To make things even weirder, if I change the source file to use any other WeekDay than MONDAY or TUESDAY, i.e. bool b = goToWork<THURSDAY>(); the error changes to this:

error C2440: 'specialization' : cannot convert from 'int' to 'const WeekDay'  
Conversion to enumeration type requires an explicit cast (static_cast, C-style cast or function-style cast)  

EDIT: Maybe someone could test this with a different compiler (other than Visual Studio 2010) to see if the same thing happens, because it doesn't seem to make any sense

EDIT: I found a new "interesting" aspect of this behaviour. That is if I change the direct comparison of the template parameter with == and != operators into a comparison with a helper struct template, it works fine:

template<WeekDay DAY>
struct Is
{
    static const bool   Sunday = false;
};

template<>
struct Is<SUNDAY>
{
    static const bool   Sunday = true;
};

template<WeekDay DAY>
typename enable_if_c< Is<DAY>::Sunday, bool >::type   goToWork()  {return false;}

template<WeekDay DAY>
typename enable_if_c< !Is<DAY>::Sunday, bool >::type  goToWork()  {return true;}

EDIT: By the way, I made a bug report and this is the answer from Microsoft: "This is a bug that manifests when attempting to promote the non-type template parameter. Unfortunately, given our resource constraints for this release and that a worked-around is available, we will not be able to fix this in the next release of Visual Studio. The work-around is to change the template parameter type to an int."
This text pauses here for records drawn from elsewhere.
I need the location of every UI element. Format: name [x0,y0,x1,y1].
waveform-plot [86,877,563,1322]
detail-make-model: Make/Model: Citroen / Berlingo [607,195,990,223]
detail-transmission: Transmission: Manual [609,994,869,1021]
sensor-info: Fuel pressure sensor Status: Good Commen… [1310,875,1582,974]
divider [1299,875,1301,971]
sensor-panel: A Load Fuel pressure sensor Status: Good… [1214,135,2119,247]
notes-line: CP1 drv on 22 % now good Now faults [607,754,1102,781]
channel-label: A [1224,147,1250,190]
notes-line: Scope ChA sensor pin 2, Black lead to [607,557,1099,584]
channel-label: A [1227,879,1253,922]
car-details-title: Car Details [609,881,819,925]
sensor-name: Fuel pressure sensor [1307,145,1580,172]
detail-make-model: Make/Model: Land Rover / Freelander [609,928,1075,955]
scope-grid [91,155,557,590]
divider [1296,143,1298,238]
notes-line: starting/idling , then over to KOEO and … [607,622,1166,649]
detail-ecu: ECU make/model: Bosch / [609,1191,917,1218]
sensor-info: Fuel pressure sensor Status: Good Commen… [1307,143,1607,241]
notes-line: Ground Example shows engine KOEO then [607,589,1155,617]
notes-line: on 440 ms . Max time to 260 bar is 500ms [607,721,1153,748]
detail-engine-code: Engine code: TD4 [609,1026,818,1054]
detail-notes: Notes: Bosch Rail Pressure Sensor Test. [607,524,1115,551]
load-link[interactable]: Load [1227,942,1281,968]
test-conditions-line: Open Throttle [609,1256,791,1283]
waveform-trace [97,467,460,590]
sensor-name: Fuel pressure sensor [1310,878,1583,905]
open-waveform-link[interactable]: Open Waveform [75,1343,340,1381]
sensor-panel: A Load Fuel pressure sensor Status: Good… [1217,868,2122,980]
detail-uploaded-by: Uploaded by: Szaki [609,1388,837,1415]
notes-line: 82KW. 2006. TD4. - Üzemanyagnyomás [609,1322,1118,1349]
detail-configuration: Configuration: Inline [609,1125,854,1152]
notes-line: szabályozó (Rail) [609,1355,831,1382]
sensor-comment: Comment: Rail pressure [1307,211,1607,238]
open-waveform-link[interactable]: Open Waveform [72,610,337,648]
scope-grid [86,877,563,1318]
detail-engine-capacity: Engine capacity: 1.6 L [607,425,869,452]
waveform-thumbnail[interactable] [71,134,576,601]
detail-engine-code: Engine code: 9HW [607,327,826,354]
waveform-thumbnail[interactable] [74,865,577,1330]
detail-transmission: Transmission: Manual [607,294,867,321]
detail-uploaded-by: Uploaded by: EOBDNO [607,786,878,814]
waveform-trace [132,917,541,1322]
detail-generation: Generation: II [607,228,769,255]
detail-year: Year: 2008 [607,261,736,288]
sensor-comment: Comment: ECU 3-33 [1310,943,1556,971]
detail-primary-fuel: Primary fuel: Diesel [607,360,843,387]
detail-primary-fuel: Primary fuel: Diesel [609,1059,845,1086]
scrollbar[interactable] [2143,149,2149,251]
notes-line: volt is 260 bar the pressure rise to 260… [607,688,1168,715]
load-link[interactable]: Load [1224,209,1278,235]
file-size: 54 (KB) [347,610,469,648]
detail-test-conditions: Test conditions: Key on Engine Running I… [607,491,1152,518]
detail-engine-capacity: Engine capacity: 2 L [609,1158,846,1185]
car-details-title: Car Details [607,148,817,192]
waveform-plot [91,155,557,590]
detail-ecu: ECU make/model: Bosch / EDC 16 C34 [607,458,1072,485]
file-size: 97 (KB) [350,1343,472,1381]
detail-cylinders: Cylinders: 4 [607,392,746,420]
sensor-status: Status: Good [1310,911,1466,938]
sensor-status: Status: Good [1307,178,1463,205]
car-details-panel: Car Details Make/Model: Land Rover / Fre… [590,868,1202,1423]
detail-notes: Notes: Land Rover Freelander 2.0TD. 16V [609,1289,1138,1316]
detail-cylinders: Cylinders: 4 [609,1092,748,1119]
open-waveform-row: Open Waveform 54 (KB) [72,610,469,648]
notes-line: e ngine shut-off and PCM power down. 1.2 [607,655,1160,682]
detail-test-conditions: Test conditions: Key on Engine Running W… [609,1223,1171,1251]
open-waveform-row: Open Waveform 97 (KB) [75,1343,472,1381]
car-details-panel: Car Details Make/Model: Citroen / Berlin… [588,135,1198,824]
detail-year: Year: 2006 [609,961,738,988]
(I think "this release" refers to Visual Studio 2010)

1

1 Answers

2
votes

Works fine in GCC 4.2.1.

Looks like either VC's template engine is missing comparison operators for enum types, or it sloppily converted the enum to int and then decided to be strict and disallow implicit conversion to int (apparently with an exception for 0 and 1).